Bir köy düşünelim. Toplam 100 hane yaşıyor. Kimse çadırda ya da sokakta yatmadığına göre bu köyde en az 100 tane de konut olmalı. Oysa köydeki konut sayısı 110 düzeyinde, 10 konut alıcı ya da kiracı bekliyor.
Bu 110 konuta 80 kişi ya da aile sahip. Dolayısıyla konut sahibi olmayan 20 aile kirada oturuyor.
Birinci senaryo: Köyün muhtarı kaymakama gidiyor, ilçenin ileri
gelenleriyle görüşüyor, siyasetçileri devreye sokuyor ve sonuçta
köye kirada oturanlar için 20 konut yapılmasını sağlıyor.
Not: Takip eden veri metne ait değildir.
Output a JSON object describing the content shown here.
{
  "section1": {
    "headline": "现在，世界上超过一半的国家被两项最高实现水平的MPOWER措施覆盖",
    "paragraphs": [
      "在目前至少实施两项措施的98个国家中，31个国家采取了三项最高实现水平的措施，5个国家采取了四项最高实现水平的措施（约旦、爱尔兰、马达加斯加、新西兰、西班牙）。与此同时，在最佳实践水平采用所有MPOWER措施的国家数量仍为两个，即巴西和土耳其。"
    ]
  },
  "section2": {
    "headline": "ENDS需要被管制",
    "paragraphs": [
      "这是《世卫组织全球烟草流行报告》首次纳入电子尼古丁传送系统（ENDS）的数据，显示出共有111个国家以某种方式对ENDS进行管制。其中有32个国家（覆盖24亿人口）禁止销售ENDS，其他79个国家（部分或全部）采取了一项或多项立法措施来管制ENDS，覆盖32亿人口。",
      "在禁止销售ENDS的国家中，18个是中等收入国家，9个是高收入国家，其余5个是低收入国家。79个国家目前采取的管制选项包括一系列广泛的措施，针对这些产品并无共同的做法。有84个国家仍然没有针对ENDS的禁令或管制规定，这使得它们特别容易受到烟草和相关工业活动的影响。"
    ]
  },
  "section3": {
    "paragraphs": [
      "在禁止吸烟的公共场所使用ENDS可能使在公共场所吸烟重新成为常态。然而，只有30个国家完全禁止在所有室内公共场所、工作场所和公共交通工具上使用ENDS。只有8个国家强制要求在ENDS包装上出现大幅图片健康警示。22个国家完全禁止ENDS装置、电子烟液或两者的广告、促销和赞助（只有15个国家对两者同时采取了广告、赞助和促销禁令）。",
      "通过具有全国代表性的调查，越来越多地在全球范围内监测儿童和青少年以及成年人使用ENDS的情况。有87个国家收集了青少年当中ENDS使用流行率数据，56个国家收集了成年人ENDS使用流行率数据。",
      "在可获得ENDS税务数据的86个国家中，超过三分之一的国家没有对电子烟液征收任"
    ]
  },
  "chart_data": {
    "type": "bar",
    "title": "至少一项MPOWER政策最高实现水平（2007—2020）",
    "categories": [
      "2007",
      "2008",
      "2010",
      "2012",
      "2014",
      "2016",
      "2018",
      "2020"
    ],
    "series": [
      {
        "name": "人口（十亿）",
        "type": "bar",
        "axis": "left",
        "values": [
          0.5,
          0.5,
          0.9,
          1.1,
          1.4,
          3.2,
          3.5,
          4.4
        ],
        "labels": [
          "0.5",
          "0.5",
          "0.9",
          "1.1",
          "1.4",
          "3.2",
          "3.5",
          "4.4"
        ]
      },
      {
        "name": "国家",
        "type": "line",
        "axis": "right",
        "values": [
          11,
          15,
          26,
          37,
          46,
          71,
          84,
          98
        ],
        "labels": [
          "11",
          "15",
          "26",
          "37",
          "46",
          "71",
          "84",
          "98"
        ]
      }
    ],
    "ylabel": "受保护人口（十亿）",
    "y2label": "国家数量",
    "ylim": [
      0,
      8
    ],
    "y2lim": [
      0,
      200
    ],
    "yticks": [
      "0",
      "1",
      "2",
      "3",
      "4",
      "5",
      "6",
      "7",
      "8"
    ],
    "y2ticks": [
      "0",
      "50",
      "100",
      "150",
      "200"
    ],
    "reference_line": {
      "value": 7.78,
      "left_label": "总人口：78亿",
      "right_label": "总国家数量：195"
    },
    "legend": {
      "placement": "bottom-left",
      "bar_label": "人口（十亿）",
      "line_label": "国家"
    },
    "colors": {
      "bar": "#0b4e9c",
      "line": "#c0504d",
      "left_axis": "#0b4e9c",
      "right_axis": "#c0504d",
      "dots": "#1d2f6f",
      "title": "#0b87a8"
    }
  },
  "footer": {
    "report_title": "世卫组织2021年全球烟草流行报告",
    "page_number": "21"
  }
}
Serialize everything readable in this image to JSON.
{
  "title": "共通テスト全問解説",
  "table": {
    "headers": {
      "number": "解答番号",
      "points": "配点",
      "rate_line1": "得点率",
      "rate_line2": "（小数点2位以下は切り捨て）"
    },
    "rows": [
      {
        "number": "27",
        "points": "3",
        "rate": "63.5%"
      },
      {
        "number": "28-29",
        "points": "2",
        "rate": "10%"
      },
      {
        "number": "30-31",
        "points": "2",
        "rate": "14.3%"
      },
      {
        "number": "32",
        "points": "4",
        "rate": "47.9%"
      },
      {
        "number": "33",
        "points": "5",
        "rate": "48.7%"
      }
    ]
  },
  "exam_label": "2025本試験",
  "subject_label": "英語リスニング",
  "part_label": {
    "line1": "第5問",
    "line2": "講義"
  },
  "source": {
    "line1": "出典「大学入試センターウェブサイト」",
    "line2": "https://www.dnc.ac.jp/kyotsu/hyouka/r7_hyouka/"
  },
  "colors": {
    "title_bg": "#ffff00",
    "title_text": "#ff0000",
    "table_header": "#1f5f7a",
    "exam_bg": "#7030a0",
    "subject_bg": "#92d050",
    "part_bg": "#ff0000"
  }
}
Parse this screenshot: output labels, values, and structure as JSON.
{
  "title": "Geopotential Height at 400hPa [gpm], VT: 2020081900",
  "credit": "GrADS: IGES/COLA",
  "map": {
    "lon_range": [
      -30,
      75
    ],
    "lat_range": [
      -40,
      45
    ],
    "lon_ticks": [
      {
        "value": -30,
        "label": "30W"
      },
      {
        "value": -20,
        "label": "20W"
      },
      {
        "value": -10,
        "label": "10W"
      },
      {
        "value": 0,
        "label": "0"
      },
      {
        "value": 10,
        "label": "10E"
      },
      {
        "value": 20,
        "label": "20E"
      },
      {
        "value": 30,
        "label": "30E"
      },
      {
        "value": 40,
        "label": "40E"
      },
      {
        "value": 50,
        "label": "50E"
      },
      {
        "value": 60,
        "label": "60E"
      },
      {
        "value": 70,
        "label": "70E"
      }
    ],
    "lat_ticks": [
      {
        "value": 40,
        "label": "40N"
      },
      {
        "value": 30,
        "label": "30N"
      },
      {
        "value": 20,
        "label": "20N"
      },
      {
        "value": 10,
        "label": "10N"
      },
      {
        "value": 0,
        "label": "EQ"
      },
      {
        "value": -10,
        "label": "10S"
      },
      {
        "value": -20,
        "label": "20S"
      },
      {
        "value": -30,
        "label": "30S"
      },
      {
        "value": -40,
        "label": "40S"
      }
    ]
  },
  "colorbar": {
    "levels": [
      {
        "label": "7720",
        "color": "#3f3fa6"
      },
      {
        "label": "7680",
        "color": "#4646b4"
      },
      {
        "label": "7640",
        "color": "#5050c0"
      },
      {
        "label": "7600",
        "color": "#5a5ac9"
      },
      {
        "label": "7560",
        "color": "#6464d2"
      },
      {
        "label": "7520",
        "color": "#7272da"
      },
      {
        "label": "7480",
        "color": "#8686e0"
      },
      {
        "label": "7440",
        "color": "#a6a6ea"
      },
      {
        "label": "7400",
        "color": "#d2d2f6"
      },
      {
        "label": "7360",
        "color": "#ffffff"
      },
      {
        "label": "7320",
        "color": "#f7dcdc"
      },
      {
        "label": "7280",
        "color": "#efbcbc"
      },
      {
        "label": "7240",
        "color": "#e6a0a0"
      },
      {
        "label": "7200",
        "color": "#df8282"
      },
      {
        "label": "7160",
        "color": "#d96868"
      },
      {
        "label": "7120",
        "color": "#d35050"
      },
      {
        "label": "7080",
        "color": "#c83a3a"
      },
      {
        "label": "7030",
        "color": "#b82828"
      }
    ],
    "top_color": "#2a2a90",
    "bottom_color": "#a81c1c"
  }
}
Şimdi köyde kirada oturan kimse kalmadı, 100 hanenin 100’ü de ev
sahibi. Ama köydeki toplam konut sayısı 130’a çıktı.
Köyde 110 konut varken bu konutların 20’sini kiraya verenler artık kiracılarını kaybetmiş durumdalar. Daha önce de zaten 10 konut boştu, şimdi 20 daha eklendi ve boştaki konut sayısı 30’a yükseldi.
Köye yeni gelenler oluyor, evlenenler oluyor, konut ihtiyacı da artıyor. Ama daha önce 10 konut içinden seçim yapmak gerekirken ve bu konutlara sahip olanlar boş durumda az konut bulunduğu için daha sıkı pazarlık edebilirken, şimdi durum değişti. Konut sayısı 30’a çıkınca bu sefer kiralayacak olanların eli güçlendi.
Hele hele satış söz konusu olduğunda konut sahipleri açısından sıkıntı daha da büyüyor.